I borrowed another student’s template instead of sewing my own (she made us sew two pieces of bubblewrap together for a resist). I cut little slices of a sushi roll brought from home and embedded them in the top layer of the bag, then covered the pinwheels with more maroon roving. The pink bits are hand dyed silk cap I bought last summer at The Fiber Studio in Henniker, NH. Then I felted the bugger out of it. Start to finish, this bag took seven hours to make. It has a seamless nunofelt pocket inside (the silk gives the pocket extra staying power for heavy phone and keys). The bottom was pulled and stretched during felting so it can stand up without toppling over. It is the perfect carry-everything catch all bag.

A couple of additional techniques I learned, actual felting lessons:

  • Use needle-nose pliers to pull felt out from the middle in order to straighten the edges
  • Attach i-cord to a flat piece of felt by making a brush end

Finally, after reflecting long and hard I realized that I knew a lot more than I thought I knew going into the class. Though self-taught, I have spent a lot of time analyzing my process and looking critically at my pieces. I now felt a lot harder and longer than I did before the workshop, but I also appreciate the place I am in now. I do know enough to continue teaching, and I don’t think I send any of my students home crying (please correct me if I’m wrong on this score). I will choose future classes carefully, only after speaking to someone who has studied under that teacher and knowing ahead of time what I hope to get out of the class.

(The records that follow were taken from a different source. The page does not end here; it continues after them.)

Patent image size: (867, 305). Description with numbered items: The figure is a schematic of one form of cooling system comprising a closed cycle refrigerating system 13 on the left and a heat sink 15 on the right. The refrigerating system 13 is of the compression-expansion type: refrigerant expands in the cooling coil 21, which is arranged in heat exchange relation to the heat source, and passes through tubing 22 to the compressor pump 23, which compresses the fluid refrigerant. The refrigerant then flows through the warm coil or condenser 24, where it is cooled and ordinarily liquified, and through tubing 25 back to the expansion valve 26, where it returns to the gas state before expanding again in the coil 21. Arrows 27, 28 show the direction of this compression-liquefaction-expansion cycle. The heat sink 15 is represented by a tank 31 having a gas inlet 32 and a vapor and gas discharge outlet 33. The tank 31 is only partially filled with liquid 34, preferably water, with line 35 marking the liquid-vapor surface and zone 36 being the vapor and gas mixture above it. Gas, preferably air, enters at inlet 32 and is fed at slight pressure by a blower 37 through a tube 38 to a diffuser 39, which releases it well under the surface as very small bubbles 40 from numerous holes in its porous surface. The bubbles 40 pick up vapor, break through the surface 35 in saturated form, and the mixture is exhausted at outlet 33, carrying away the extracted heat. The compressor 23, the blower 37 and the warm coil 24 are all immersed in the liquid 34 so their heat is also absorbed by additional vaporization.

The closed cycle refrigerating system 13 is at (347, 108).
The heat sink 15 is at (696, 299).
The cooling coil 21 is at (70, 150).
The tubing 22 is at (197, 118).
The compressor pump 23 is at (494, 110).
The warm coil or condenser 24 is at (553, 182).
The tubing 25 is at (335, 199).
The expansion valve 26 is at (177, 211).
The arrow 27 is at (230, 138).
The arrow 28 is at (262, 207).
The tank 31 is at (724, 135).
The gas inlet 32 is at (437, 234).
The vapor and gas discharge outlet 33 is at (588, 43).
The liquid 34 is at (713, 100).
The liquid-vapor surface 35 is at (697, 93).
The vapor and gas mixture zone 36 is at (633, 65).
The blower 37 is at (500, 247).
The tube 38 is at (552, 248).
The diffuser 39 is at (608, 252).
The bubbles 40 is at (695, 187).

The best thing that came out of that workshop was meeting two fabulous felters and intrepid travelers who drove day and night from Nevada and the Oregon Coast to attend the workshop. We stayed up late sharing, consoling, griping and praising each other. For their company, and the company of my dear partner in crime, Linda, who suffered  through it all with me, I am eternally grateful.

For the Birds

When I went away to the cabin in July, I had a few things I wanted to do with my time:

read some books (check, Fifty Miles to Tomorrow and When the Body Says No for me, several Roald Dahl and L.M. Montgomery for the younger set)
felt some flowers and soap (check, twelve flowers and 72 bars of soap thanks to the many helpers)
make a baby gift for my sister-in-law

As I packed, I tossed in three onesies I had bought on a whim a few weeks prior, a Michael Miller fabric remnant bought on clearance and a package of Heat ‘n Bond Lite. Not sure what to do with my supplies, I ignored the project until the last week of the vacation when suddenly inspiration hit like a bolt of lightning, as it is wont to do sometimes.

One of the girls staying at the cabin across the path from ours was wearing a t-shirt illustrated with sweet little birds. Sitting at the picnic table in front of her house, idly passing the time with a bunch of girls, I sketched a few versions of those birds.


Then it was a matter of tracing my birds onto the wrong side of the fabric plus the Heat ‘n Bond Lite, cutting out the shapes, and ironing them to the shirt. That part was done in a couple of hours after the kids were soundly asleep. Then I packed some embroidery floss and the shirts with me to the beach for several days until each bird was outlined and I had added a beak, legs and an eye  (apologies to Lisa for any smudges on the shirts – they were clean when I bought them). Ta-da! Mission accomplished.